Johnny Mills, sein Gegner, kann sich kaum noch auf den Beinen halten. Er torkelt. Sein Blick ist glasig, sein Gesicht von Treffern gezeichnet.
Es ist der härteste Kampf, den Dave bestritten hat, seit er als Preiskämpfer sein Geld verdient. Denn Johnny Mills ist nicht irgendwer. Man nennt ihn den »Hammer vom Mississippi«, und er schlug in den letzten beiden Jahren jeden Gegner.
Doch heute ist er an der Reihe.
Eine tobende, brüllende und pfeifende Zuschauermenge umgibt den Kampfplatz.
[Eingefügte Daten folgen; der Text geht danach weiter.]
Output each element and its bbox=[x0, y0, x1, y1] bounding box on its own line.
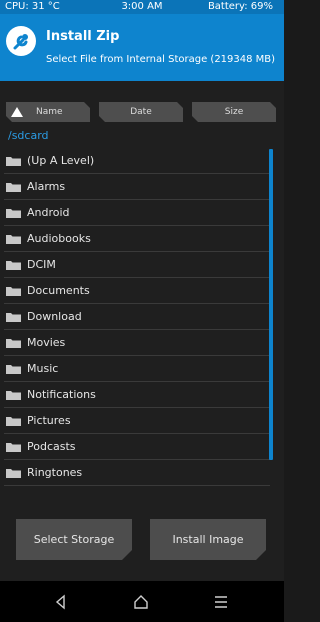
folder-icon bbox=[6, 287, 21, 296]
back-icon[interactable] bbox=[53, 594, 69, 610]
file-name: Podcasts bbox=[27, 440, 76, 453]
file-name: Audiobooks bbox=[27, 232, 91, 245]
folder-icon bbox=[6, 261, 21, 270]
file-name: Download bbox=[27, 310, 82, 323]
folder-icon bbox=[6, 183, 21, 192]
folder-icon bbox=[6, 443, 21, 452]
sort-name-label: Name bbox=[36, 107, 63, 117]
scrollbar[interactable] bbox=[269, 149, 273, 460]
sort-by-size-button[interactable]: Size bbox=[192, 102, 276, 122]
current-path: /sdcard bbox=[8, 129, 49, 142]
install-image-button[interactable]: Install Image bbox=[150, 519, 266, 560]
file-list-item[interactable]: Audiobooks bbox=[4, 226, 270, 252]
folder-icon bbox=[6, 209, 21, 218]
folder-icon bbox=[6, 339, 21, 348]
file-name: DCIM bbox=[27, 258, 56, 271]
folder-icon bbox=[6, 417, 21, 426]
file-name: Pictures bbox=[27, 414, 71, 427]
status-bar: CPU: 31 °C 3:00 AM Battery: 69% bbox=[0, 0, 284, 14]
file-name: Music bbox=[27, 362, 59, 375]
file-name: (Up A Level) bbox=[27, 154, 95, 167]
file-list-item[interactable]: DCIM bbox=[4, 252, 270, 278]
file-list-item[interactable]: Alarms bbox=[4, 174, 270, 200]
file-list-item[interactable]: Movies bbox=[4, 330, 270, 356]
file-list-item[interactable]: Music bbox=[4, 356, 270, 382]
file-list-item[interactable]: Ringtones bbox=[4, 460, 270, 486]
header: Install Zip Select File from Internal St… bbox=[0, 14, 284, 81]
file-name: Ringtones bbox=[27, 466, 83, 479]
menu-icon[interactable] bbox=[213, 594, 229, 610]
sort-by-name-button[interactable]: Name bbox=[6, 102, 90, 122]
home-icon[interactable] bbox=[133, 594, 149, 610]
twrp-logo-icon bbox=[6, 26, 36, 56]
file-name: Documents bbox=[27, 284, 90, 297]
file-list-item[interactable]: Download bbox=[4, 304, 270, 330]
folder-icon bbox=[6, 391, 21, 400]
page-title: Install Zip bbox=[46, 29, 120, 44]
battery-level: Battery: 69% bbox=[207, 1, 273, 12]
file-list-item[interactable]: Android bbox=[4, 200, 270, 226]
folder-icon bbox=[6, 365, 21, 374]
file-list-item[interactable]: Pictures bbox=[4, 408, 270, 434]
file-list-item[interactable]: Podcasts bbox=[4, 434, 270, 460]
file-list-item[interactable]: (Up A Level) bbox=[4, 148, 270, 174]
sort-ascending-icon bbox=[11, 107, 23, 117]
navigation-bar bbox=[0, 581, 284, 622]
file-name: Alarms bbox=[27, 180, 66, 193]
file-name: Notifications bbox=[27, 388, 96, 401]
folder-icon bbox=[6, 157, 21, 166]
folder-icon bbox=[6, 469, 21, 478]
folder-icon bbox=[6, 235, 21, 244]
file-name: Movies bbox=[27, 336, 66, 349]
file-list-item[interactable]: Notifications bbox=[4, 382, 270, 408]
select-storage-button[interactable]: Select Storage bbox=[16, 519, 132, 560]
page-subtitle: Select File from Internal Storage (21934… bbox=[46, 54, 276, 65]
file-list-item[interactable]: Documents bbox=[4, 278, 270, 304]
file-list[interactable]: (Up A Level) Alarms Android Audiobooks DCIM D… bbox=[0, 148, 276, 496]
sort-by-date-button[interactable]: Date bbox=[99, 102, 183, 122]
folder-icon bbox=[6, 313, 21, 322]
file-name: Android bbox=[27, 206, 70, 219]
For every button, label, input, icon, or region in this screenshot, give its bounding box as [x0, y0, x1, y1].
Es ist eine schreckliche, entfesselte Menge, die kein Mitleid kennt.
Man wittert die Sensation.
Der große Johnny Mills, der Mann, der mehr als hundert Gegner besiegte, wird heute von Dave Bringham zerbrochen werden, endgültig und für immer. Denn die Regel dieses Preiskampfes lautet: Keine Gnade, bis einer der Gegner kampfunfähig ist ...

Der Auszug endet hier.